About the Bohart Museum of Entomology
The Bohart Museum houses a global collection of eight million insect specimens, plus the petting zoo and a gift shop stocked with insect-themed books, posters, jewelry, t-shirts, hoodies and more. Founded in 1946 and committed to "understanding, documenting and communicating terrestrial arthropod diversity," the Bohart Museum is named for UC Davis professor and noted entomologist Richard Bohart. More information is available on the Bohart website at https://bohart.ucdavis.edu or by emailing bmuseum@ucdavis.edu.
About UC Davis Biodiversity Museum Day
The UC Davis Biodiversity Museum Day on Saturday, Feb. 8 is a Super Science Day. It is billed as a day of discovery, a day of exploration, and a day to chat with the UC Davis scientists about their work and see their displays. It's all free and family friendly. Parking is also free.
The participants:
- Arboretum and Public Garden, Habitat Gardens in the Environmental GATEway, adjacent to the Arboretum Teaching Nursery on Garrod Drive. Hours: noon to 4 p.m.
- Bohart Museum of Entomology, Room 1124 and main hall of the Academic Surge Building, 455 Crocker Lane. Hours: 9 a.m. to 1 p.m.
- Botanical Conservatory, the greenhouses along Kleiber Hall Drive. Hours: 10 a.m. to 2 p.m.
- California Raptor Center, 1340 Equine Lane, off Old Davis Road (Located three miles south of the central campus.) Hours: 9 a.m. to 3 p.m.
- Center for Plant Diversity, Katherine Esau Science Hall off Kleiber Hall Drive. Hours: 10 a.m. to 2 p.m.
- Nematode Collection (part of the UC Davis Department of Entomology and Nematology), Katherine Esau Science Hall, off Kleiber Hall Drive. Hours: 10 a.m. to 2 p.m.
- Museum of Wildlife and Fish Biology, Room 1394, Academic Surge Building, 455 Crocker Lane. Hours: 10 a.m. to 2 p.m.
- Paleontology Collection, Department of Earth and Planetary Sciences, 1309 Earth and Physical Sciences Building, 434 LaRue Road. Hours: 10 a.m. to 2 p.m.
- Phaff Yeast Culture Collection, Robert Mondavi Institute Brewery and Food Processing facility, Old Davis Road.Hours: 10 a.m. to 2 p.m.
- Visual Journal Exhibit (new), Design Museum at Cruess Hall, Room 124, 375 California Ave.

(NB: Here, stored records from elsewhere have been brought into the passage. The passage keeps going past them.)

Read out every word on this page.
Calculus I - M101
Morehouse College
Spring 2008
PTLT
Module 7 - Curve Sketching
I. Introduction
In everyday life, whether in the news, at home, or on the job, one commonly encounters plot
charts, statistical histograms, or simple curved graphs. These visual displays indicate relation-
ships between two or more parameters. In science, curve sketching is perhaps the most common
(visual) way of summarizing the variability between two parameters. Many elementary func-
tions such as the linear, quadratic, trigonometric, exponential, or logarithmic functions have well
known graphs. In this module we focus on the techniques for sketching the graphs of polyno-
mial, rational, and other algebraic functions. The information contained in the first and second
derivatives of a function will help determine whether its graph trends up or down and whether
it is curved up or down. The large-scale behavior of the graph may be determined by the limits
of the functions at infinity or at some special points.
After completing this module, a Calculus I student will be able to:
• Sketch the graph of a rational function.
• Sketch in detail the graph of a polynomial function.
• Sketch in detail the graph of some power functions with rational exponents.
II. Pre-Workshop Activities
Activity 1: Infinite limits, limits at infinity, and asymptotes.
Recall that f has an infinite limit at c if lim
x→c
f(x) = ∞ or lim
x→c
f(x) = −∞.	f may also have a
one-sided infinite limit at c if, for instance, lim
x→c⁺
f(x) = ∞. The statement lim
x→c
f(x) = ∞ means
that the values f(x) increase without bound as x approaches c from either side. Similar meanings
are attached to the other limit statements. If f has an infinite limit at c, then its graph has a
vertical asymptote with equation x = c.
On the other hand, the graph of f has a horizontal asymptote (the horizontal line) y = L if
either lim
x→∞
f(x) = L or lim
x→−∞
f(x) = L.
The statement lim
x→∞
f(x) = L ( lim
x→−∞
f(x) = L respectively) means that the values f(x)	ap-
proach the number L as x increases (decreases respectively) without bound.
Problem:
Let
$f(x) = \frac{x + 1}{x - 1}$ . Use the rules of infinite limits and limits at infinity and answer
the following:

Hours: 1 to 5 p.m.
- Moth Documentary, Nocturnes (new), 2:45 to 5 p.m., Cruess Hall, Room 1002. The Bohart Museum is hosting the showing of the documentary Nocturnes, about moth research in the Himalayas. It will be followed by a discussion about remote field research with Iris Quayle, a graduate student in the Bond Lab who has been to Belize and Madagascar to study insects. "This film is beautiful, slow, and immersive and has some subtitles," says Tabatha Yang, education and outreach coordinator of the Bohart. It requires a stillness and patience, so may not be for everyone."